Wednesday, February 19, 2014

Cicadas - a simple science/language/art experience.

Summer has arrived - time to go outdoors.

They have taken their time but the cicadas are now in full song.

Information about NZ cicada    And more great stuff

What do we know about cicadas?
It is always the way. As soon as the summer holidays have past summer actually arrives.

Teachers and their students, who have up to now had little experience of real heat, are now feeling it, but now confined to their classrooms.

Let's hope teachers have decided to vacate their rooms and do their learning in the cool shade outside.

Teachers who have not forgotten that environmental literacy is as important as book literacy will no doubt be really enjoying themselves. The big issue of the coming decade is not a literacy crisis but a climatic one.

The sooner students develop an awareness of their environment , and in the process learn to love and respect it, the sooner they will see the need to sustain and protect it. As the future generation they will need to see it as the number one world problem.

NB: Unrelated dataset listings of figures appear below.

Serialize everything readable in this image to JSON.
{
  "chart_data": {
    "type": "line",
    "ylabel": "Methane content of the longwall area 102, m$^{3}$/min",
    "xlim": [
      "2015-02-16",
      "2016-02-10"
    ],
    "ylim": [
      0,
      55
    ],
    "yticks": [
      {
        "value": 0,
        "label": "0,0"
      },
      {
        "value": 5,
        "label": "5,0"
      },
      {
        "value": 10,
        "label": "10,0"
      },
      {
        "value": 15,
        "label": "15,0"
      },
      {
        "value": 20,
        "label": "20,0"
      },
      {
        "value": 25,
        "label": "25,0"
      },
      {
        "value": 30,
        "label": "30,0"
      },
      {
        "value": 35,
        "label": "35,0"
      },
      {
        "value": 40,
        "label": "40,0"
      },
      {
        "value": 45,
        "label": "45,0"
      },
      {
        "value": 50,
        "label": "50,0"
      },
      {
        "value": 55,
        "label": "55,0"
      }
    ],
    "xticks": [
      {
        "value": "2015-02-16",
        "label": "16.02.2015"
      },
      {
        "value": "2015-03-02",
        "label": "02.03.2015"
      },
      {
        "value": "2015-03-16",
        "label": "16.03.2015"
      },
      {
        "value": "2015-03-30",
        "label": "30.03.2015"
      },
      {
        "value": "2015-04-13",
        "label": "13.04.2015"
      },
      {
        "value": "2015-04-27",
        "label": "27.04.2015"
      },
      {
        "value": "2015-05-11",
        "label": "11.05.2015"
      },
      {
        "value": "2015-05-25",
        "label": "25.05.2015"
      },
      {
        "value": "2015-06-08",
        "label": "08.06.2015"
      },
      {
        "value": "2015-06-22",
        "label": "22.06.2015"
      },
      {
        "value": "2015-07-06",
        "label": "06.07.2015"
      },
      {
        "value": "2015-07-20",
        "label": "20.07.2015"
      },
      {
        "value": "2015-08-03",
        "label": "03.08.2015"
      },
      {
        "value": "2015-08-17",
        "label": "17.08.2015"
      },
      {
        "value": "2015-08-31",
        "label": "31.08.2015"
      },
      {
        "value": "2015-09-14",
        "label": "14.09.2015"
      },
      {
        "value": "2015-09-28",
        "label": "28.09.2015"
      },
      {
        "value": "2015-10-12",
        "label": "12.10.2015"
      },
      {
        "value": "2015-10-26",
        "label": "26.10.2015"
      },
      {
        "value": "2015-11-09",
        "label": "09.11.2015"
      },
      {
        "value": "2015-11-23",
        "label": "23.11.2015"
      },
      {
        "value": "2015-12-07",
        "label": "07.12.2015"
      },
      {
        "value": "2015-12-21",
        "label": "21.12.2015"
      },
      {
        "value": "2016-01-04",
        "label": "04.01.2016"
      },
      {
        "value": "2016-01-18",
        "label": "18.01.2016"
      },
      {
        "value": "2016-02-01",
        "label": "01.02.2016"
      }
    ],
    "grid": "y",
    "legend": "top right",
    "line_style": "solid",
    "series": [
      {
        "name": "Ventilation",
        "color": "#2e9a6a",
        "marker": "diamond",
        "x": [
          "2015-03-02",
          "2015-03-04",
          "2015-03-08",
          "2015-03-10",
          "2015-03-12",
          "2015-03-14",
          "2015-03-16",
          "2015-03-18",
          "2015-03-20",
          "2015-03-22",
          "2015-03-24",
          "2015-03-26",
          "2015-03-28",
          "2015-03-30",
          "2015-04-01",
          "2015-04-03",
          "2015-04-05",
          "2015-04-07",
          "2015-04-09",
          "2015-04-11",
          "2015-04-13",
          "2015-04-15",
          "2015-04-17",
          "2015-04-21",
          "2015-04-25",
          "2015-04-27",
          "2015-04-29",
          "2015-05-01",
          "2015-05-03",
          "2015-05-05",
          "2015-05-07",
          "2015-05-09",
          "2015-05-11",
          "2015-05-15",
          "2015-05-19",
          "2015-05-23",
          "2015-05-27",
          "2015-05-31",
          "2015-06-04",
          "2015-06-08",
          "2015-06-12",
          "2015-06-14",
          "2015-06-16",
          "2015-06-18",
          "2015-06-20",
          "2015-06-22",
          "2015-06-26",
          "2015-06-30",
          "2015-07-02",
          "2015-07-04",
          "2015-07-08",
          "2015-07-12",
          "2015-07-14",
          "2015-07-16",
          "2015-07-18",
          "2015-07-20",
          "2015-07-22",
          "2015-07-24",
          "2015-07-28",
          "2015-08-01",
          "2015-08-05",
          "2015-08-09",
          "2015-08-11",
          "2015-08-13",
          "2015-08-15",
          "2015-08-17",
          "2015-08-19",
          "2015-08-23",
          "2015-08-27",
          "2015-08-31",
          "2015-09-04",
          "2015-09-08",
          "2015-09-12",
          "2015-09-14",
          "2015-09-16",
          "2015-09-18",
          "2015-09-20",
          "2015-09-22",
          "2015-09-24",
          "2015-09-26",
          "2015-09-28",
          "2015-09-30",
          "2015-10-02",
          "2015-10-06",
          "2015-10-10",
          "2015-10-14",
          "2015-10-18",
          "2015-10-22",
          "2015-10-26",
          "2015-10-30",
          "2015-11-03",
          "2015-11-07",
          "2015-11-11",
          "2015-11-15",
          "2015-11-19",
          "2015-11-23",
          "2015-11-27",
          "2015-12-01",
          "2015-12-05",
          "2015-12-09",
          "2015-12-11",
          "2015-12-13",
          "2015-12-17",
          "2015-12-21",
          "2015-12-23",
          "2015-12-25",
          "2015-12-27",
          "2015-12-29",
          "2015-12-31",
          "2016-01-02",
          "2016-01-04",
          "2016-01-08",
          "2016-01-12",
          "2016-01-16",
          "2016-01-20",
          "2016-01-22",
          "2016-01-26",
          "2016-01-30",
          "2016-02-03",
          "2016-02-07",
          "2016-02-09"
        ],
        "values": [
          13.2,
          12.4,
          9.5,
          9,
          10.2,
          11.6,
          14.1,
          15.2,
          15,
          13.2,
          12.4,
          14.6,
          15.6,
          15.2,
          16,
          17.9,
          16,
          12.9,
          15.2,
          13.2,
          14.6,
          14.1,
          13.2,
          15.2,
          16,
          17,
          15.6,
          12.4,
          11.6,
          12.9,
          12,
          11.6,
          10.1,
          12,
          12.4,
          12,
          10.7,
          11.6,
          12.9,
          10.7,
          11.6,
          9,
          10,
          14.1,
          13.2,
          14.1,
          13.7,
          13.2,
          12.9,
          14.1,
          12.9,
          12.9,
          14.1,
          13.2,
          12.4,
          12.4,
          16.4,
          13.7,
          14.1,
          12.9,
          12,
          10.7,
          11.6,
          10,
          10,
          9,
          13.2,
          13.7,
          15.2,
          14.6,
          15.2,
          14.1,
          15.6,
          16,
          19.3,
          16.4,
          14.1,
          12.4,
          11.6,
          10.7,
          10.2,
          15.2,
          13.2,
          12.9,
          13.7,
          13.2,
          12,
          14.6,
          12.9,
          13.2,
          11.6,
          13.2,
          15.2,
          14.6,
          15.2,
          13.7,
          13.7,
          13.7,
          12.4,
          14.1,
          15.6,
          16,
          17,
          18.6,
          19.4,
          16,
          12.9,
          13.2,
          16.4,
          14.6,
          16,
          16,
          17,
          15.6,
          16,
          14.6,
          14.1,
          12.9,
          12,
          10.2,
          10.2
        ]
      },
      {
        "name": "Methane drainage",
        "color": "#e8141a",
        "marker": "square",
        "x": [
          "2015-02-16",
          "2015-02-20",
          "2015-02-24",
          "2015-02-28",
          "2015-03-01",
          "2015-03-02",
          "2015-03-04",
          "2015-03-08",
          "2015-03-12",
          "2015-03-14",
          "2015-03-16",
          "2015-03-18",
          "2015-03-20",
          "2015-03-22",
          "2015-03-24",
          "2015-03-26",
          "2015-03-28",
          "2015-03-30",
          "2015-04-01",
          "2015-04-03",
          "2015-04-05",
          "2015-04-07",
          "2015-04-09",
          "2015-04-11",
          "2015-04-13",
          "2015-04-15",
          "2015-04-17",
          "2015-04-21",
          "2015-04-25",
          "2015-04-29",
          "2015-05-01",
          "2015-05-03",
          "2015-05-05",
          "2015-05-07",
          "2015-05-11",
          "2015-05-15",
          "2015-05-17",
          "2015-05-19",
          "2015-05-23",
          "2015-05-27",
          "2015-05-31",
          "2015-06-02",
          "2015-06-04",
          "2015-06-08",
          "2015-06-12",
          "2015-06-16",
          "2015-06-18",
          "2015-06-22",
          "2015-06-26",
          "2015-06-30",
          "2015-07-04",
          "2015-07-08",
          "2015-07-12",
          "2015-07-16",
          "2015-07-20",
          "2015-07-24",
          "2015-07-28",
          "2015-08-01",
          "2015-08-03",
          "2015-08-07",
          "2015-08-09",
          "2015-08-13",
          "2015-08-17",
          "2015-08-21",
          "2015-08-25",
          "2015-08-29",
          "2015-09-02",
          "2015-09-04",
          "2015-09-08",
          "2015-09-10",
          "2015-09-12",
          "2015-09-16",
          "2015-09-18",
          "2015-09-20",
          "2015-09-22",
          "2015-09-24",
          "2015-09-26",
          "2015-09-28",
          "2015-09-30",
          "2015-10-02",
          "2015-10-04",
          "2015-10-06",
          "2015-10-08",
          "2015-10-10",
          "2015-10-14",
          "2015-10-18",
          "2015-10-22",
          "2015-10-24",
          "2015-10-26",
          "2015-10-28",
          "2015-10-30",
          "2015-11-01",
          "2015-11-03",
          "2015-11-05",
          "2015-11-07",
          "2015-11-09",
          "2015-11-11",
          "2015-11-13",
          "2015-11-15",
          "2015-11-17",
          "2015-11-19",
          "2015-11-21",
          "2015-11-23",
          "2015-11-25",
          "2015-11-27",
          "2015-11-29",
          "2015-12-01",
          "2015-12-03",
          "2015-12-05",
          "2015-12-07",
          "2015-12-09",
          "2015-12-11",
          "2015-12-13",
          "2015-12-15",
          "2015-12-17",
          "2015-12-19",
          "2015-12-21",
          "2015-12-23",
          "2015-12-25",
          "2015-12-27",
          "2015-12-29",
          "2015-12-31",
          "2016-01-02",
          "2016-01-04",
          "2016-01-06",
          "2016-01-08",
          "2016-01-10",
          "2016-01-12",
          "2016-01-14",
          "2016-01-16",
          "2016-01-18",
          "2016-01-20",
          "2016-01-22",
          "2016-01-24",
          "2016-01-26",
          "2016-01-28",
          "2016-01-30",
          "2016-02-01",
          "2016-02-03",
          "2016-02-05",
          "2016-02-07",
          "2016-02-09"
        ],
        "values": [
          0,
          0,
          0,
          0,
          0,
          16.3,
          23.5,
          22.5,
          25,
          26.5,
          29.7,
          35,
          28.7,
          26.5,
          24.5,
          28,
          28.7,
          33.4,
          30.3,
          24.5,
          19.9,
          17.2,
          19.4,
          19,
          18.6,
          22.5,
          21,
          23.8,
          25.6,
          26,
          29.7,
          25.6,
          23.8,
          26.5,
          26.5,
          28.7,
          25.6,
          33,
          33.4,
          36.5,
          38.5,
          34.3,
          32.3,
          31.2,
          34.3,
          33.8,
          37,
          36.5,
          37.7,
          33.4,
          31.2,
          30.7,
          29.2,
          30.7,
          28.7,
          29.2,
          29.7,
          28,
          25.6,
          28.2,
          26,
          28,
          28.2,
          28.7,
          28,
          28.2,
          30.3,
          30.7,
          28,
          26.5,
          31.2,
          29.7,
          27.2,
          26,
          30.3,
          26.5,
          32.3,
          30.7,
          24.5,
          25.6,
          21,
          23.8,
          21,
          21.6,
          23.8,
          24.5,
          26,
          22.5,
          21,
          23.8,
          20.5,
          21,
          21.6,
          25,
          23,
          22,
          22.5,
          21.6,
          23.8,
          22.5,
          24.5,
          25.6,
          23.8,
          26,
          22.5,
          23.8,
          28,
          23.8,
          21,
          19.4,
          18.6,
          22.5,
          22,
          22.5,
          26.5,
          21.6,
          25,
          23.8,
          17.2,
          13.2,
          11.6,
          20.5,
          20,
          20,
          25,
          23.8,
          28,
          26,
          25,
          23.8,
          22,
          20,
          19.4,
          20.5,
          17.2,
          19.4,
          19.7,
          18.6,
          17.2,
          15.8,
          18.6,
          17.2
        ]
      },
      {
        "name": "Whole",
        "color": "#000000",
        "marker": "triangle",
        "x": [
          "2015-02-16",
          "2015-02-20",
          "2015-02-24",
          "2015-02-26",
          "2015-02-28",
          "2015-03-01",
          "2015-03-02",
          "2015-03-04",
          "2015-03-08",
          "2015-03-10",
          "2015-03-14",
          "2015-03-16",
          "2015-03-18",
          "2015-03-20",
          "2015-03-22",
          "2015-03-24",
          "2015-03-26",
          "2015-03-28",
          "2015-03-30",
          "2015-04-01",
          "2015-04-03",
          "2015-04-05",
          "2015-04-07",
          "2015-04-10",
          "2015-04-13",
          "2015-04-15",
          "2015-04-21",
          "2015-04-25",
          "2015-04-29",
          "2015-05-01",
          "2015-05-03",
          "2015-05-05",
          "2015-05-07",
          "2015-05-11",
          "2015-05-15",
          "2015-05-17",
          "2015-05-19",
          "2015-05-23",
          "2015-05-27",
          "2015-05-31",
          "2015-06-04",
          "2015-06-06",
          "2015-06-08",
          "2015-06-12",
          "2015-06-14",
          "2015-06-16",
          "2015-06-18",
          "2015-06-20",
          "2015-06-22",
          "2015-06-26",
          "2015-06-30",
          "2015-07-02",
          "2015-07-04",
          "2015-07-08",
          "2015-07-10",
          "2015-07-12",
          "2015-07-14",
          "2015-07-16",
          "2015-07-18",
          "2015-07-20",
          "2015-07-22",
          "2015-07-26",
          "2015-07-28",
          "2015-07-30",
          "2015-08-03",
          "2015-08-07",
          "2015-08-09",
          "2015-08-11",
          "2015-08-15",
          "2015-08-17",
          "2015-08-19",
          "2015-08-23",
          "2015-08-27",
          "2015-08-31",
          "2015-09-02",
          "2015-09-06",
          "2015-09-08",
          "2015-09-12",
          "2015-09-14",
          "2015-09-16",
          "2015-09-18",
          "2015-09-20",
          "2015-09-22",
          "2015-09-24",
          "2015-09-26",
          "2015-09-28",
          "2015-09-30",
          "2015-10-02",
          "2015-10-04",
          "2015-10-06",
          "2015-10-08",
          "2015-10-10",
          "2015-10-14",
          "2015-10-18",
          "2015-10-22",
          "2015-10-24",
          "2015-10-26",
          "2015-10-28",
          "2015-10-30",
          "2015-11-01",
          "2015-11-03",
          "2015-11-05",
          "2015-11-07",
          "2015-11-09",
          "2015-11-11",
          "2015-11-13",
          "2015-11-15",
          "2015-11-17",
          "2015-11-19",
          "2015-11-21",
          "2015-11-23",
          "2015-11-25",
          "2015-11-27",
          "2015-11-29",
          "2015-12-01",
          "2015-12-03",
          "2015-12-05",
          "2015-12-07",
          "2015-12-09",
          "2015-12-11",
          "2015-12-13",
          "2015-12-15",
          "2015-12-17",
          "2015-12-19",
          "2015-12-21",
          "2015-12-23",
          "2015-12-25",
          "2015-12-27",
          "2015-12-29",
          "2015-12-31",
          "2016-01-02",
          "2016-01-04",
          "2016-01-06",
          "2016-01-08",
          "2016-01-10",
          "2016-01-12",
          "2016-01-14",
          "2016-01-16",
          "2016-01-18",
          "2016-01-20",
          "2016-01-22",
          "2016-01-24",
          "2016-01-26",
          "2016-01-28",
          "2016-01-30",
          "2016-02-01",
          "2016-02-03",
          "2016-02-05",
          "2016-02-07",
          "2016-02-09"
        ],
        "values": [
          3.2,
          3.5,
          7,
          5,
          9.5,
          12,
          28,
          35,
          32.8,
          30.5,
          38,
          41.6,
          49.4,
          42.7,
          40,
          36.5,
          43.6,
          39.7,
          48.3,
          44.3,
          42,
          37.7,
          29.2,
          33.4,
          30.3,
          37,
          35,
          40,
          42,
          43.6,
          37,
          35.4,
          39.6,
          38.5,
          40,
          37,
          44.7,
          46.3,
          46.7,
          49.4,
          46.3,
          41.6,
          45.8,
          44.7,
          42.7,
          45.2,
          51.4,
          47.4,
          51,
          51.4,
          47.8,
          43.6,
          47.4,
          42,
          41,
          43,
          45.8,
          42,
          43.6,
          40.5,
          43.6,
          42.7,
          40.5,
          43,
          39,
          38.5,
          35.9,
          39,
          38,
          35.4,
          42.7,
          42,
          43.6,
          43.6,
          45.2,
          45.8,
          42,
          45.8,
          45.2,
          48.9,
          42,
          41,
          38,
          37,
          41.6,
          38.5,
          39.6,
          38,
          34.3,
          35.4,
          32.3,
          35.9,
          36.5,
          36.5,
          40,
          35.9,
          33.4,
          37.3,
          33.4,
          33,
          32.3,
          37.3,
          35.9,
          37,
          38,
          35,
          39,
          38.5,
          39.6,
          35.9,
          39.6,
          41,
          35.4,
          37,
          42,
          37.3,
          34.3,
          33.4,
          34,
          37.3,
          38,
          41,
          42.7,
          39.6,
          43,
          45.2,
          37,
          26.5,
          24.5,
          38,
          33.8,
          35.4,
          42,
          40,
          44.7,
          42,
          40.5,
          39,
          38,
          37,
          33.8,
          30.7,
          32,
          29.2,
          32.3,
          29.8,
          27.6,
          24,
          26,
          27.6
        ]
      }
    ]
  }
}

If teachers do take their students outdoors they might begin to see that it is through rich sensory experiences that their students develop real insights and in the process expand them their all important vocabularies. They might even understand that in the beginning was not 'the word' but that in the beginning was 'the experience'.

So teachers ought to take this hot weather as an opportunity to go outside and let their children explore the environment through their senses. If it was good enough for Leonardo da Vinci; it is good enough for their students. Like Leonardo they need to see and interpret their experiences as, artists , poets mathematicians and scientists.

Outside children can sit under a tree and let their minds go for a walk. They can be taught to educate their senses - each sense introducing information for their growing minds to process. Listening bring in dimensions of sound, smelling will remind them forever of environmental experiences, touching opens the world of textures, and sight the world of movements, colours, and shapes.

Teachers who understand how brain grows will help their students expand on their ideas by encouraging students to see connections, to use language metaphorically , or to get them to simply describe what they can see. Teachers who appreciate the power of observation will encourage their students to draw what they can observe - encouraging them to focus on something of particular interests. Digital cameras assist in this process by bringing images back into class to further process.

In rooms ,with teachers who are environmentally aware, the evidence of students curiosity will be all around to see. There will be three line nature poems ( simple haiku), drawings , imaginative paintings, exciting phrases in their written language, and studies developing out of their reawakened curiosity.

Such teachers appreciate that by building on students questions and ideas about the immediate environment there is no need for imposing teacher planned curriculums on their captive students. By developing environmental awareness both teacher and students can learn to be co-explorers.

So with  this  in mind this is an ideal time to go outside and listen to the cicadas. What questions come to mind - and what are your students prior ideas about cicadas?

Collect cicada nymph cases seen on tree trunks - they make ideal observational drawing subjects, and through drawing questions and ideas will come to mind to explore.

It may be possible to uncover some nymphs before the emerge but possibly easier to capture some adults to observe/draw and to note differences between nymph cases and adults.

Students could then research answers to their questions. They might learn that many of their questions do not have real answers - not everything has been learnt about the 42 different types of New Zealand cicada! Do all cicada 'sing'? What is the point of all the 'singing'.

To conclude a display could be developed featuring drawings, thought poems and researched questions.

This is 'authentic' learning - building on how our brains were developed to work.

1 comment:

Anonymous said...

Simple but brilliant ideas. We so easy overlook the small scale world around us.